Obstructive sleep apnea, coronary calcification and arterial stiffness in patients with diabetic kidney disease.

Autor: Nielsen S; Department of Renal Medicine, Aarhus University Hospital, Aarhus, Denmark. Electronic address: Sebane@rm.dk., Nyvad J; Department of Renal Medicine, Aarhus University Hospital, Aarhus, Denmark., Christensen KL; Department of Cardiology, Aarhus University Hospital, Aarhus, Denmark., Poulsen PL; Steno Diabetes Center, Aarhus University Hospital, Denmark; Department of Clinical Medicine, Faculty of Heath, Aarhus University, Aarhus, Denmark., Laugesen E; Steno Diabetes Center, Aarhus University Hospital, Denmark; Diagnostic Center, Silkeborg Regional Hospital, Silkeborg, Denmark., Grove EL; Department of Cardiology, Aarhus University Hospital, Aarhus, Denmark; Department of Clinical Medicine, Faculty of Heath, Aarhus University, Aarhus, Denmark., Buus NH; Department of Renal Medicine, Aarhus University Hospital, Aarhus, Denmark; Department of Clinical Medicine, Faculty of Heath, Aarhus University, Aarhus, Denmark.
Jazyk: angličtina
Zdroj: Atherosclerosis [Atherosclerosis] 2024 Jul; Vol. 394, pp. 117170. Date of Electronic Publication: 2023 Jun 29.
DOI: 10.1016/j.atherosclerosis.2023.06.076
Abstrakt: Background and Aims: Obstructive sleep apnea (OSA) may accelerate arterial calcification, but the relation remains unexplored in diabetic kidney disease (DKD). We examined the associations between OSA, coronary calcification and large artery stiffness in patients with DKD and reduced renal function.
Methods: Patients with type 2 diabetes, estimated glomerular filtration rate (eGFR) < 60 ml/min/1.73 m 2 and urine albumin-creatinine ratio (UACR) > 30 mg/g were tested for OSA quantified by the apnea-hypopnea index (AHI, events/hour). Patients without OSA (AHI< 5) were compared to patients with moderate (AHI 15-29) or severe (AHI ≥30) OSA and underwent computed tomography angiography with coronary Agatston scoring (CAS) to quantify coronary calcification.

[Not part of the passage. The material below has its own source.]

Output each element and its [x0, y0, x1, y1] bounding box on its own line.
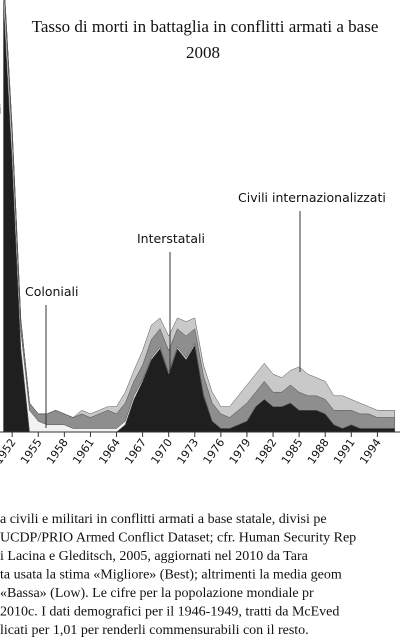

Arterial stiffness was determined as carotid-femoral pulse wave velocity (PWV).
Results: Among 114 patients with acceptable AHI recordings had 43 no OSA, 33 mild OSA and 38 moderate-severe OSA. Mean age of the 74 patients completing the study was 71.5 ± 9.4 years (73% males), eGFR 32.2 ± 12.3 ml/min/1.73 m 2 and UACR 533 (192-1707) mg/g. CAS (ln-transformed) was significantly higher in patients with OSA compared to patients without (6.6 ± 1.7 vs. 5.6 ± 2.4, p = 0.04), and the same was observed for PWV (11.9 ± 2.7 vs. 10.5 ± 2.2 m/s, p = 0.02). In multivariable linear regression analyses adjusted for sex, age, body mass index, UACR, and mean arterial pressure, moderate-severe OSA remained significantly associated with PWV but not with CAS. Dominance analysis revealed OSA as the third and second most important factor relative to CAS and PWV respectively.
Conclusions: In DKD patients, moderate-severe OSA is a significant predictor of arterial stiffness but is not independently associated with coronary calcification.
Competing Interests: Declaration of competing interest The authors declare that they have no known competing financial interests or personal relationships that could have appeared to influence the work reported in this paper.